昔の人が実践していた虫歯予防の中には、実にユニークな方法もありました。
その一つが、お歯黒です。
歯を黒くするのは、当時の流行だったからではありません。
虫歯予防の視点から見ても、お歯黒は理に適った、最先端の予防法でした。
今回は、その理由をご紹介しましょう。
虫歯予防についてお歯黒の成分から考える
虫歯菌にとって、お歯黒の材料となるかねみずや五倍子粉には活動を抑制する作用が含まれています。
かねみずには、歯の耐酸性を高める効果があり、細菌によって歯が溶けてしまうことを防いでくれます。

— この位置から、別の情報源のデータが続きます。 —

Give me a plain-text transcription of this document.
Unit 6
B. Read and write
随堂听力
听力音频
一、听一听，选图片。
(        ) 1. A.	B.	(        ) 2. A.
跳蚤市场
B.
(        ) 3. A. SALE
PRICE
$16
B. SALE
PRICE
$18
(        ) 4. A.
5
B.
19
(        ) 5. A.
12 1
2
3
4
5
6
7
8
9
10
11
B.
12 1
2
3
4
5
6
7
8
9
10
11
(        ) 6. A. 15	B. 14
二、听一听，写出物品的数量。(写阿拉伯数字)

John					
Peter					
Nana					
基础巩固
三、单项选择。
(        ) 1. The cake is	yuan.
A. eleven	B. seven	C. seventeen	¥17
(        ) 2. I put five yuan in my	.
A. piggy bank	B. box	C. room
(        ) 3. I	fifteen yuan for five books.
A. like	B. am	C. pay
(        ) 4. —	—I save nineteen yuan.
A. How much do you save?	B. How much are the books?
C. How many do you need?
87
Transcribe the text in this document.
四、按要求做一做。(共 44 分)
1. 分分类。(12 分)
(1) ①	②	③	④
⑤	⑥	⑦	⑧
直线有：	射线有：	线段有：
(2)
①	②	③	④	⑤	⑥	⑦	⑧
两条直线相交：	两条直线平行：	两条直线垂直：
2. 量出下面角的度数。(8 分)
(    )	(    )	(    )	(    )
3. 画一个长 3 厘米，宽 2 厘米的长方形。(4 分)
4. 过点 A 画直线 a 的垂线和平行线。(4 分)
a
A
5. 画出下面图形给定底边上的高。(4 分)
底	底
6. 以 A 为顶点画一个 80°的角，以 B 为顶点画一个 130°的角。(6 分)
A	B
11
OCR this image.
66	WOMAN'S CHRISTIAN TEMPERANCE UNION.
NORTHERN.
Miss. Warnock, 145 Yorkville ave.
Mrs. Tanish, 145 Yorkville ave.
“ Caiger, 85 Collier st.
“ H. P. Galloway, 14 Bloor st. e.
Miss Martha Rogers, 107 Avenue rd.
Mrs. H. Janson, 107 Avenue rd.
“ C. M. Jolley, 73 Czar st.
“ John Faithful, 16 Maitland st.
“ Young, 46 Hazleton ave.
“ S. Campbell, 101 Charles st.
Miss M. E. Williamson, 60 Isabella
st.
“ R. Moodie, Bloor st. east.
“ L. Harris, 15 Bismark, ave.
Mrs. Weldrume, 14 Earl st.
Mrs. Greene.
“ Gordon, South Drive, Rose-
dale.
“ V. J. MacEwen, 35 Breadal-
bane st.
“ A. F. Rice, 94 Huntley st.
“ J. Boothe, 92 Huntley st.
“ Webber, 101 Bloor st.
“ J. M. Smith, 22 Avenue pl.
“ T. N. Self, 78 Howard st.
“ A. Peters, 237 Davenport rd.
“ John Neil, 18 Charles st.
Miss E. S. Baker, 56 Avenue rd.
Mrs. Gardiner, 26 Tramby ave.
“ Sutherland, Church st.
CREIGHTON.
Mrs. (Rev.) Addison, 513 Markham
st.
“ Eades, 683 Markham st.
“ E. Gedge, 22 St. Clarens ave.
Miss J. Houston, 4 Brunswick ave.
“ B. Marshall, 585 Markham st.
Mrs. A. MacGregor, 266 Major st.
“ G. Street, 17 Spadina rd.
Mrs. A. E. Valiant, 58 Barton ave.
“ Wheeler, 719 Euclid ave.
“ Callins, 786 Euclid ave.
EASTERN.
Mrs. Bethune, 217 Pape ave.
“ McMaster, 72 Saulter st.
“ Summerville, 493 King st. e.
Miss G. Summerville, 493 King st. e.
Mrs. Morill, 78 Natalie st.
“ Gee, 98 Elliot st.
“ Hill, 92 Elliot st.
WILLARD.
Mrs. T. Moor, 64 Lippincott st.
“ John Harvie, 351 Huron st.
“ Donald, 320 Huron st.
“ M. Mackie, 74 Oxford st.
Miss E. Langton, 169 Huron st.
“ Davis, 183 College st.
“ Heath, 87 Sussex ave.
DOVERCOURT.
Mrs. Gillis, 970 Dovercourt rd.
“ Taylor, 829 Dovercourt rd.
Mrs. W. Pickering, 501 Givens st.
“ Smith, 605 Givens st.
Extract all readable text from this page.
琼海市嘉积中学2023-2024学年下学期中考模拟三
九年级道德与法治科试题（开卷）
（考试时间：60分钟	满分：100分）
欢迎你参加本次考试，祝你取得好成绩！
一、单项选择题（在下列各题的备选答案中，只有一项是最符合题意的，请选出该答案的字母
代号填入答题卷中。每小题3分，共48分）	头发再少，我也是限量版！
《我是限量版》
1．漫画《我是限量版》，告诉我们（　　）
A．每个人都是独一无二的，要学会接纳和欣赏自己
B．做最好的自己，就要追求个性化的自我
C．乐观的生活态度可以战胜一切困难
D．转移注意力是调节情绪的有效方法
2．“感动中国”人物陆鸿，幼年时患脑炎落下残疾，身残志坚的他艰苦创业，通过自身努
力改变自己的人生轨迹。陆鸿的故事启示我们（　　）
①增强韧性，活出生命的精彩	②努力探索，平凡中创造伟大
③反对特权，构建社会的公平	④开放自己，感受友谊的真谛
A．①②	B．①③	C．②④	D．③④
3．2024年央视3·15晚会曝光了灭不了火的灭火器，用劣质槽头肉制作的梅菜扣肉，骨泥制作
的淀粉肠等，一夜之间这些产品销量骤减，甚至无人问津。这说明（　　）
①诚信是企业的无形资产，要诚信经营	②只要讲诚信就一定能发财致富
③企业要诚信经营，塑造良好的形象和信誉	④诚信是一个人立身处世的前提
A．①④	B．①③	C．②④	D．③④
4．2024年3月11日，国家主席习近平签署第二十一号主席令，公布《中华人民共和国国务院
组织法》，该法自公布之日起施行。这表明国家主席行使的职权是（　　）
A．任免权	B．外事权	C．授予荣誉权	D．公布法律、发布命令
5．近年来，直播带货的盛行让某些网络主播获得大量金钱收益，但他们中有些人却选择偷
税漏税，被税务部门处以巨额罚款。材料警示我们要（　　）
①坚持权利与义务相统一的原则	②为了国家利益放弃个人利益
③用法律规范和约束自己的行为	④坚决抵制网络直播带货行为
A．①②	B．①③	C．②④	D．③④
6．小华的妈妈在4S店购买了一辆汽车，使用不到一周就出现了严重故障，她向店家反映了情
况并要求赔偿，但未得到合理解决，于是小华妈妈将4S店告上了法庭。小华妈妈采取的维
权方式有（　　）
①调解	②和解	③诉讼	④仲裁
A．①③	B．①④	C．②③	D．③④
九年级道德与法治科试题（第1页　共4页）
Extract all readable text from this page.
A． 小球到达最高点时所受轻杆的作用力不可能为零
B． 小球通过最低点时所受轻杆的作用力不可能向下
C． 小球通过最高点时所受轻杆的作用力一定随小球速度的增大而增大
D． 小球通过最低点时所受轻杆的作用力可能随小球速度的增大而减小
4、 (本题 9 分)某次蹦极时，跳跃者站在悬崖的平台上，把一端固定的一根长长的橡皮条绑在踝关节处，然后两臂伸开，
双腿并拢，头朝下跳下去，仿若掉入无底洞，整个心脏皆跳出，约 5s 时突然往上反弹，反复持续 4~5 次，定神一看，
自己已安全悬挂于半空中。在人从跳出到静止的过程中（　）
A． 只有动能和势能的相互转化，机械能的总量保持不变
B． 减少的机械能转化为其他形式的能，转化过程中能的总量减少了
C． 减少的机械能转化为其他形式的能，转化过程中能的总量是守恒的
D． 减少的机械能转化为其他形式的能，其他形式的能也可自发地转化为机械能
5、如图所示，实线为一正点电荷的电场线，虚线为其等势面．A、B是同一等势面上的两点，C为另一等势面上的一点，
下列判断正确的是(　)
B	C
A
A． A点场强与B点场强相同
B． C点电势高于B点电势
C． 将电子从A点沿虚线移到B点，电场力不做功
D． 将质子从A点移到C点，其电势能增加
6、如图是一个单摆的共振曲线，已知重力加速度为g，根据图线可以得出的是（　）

また、五倍子粉には抗菌作用があり、虫歯菌が活動しにくい状態を作り出してくれるのです。
現代人からすると、少し違和感のあるスタイルですが、お歯黒が主流だった時代の人々の歯を守っていてくれたことが分かります。
今の虫歯予防法ではフッ素を塗布することが主流ですが、それに近い方法を昔から行っていたことに驚きませんか?
虫歯の原因になる食べかすの悩みもお歯黒なら解消
さらに、お歯黒をしている人は歯がツヤツヤしています。
虫歯予防には、お歯黒のツヤも貢献しているのです。
お歯黒にするために歯を黒くする場合、汚れや食べかすが付着したままだと、上手く染色できません。
汚れがあることで、均一なツヤのある黒さにならないのです。
そうならないために、当時の人たちは色を付ける前に食べかすを取り除く等のケアを念入りに行っていたのです。
これは、現代人にも通じるところがあります。
虫歯のきっかけは、歯に付着した食べかすをそのままにしておくことにありますから、こまめに取り除くことが大切です。
昔の人にとってお歯黒にすること自体が、お手入れのきっかけになっていたのです。
虫歯予防としてお歯黒は現代にも活きている?
時代が進むと、お歯黒の文化は薄れてしまいました。
しかし、現代でも虫歯予防の一つとして、お歯黒が活かされているのです。
注目されたのは、お歯黒で使用された材料の成分です。
最初にお歯黒の材料には、虫歯予防に効果を発揮する成分が含まれていることをご紹介しました。
それらをお歯黒としてでなく、他の方法で予防に活かしているのです。
昔の人の知恵が、論理的にも虫歯予防に効果的だったとは、驚きですね!
この記事のおさらい
今回の記事のポイントは以下になります。
・虫歯予防に効果的な成分がお歯黒の材料に含まれている
・お歯黒は汚れが付いていると綺麗に色づかず、ツヤも出てこない
・黒色の鮮やかさやツヤをしっかり出すには、日々歯のメンテナンスをしなければならない
・お歯黒の材料の成分は、現代の虫歯予防に活かされている
以上のポイントはしっかりと押さえておきましょう。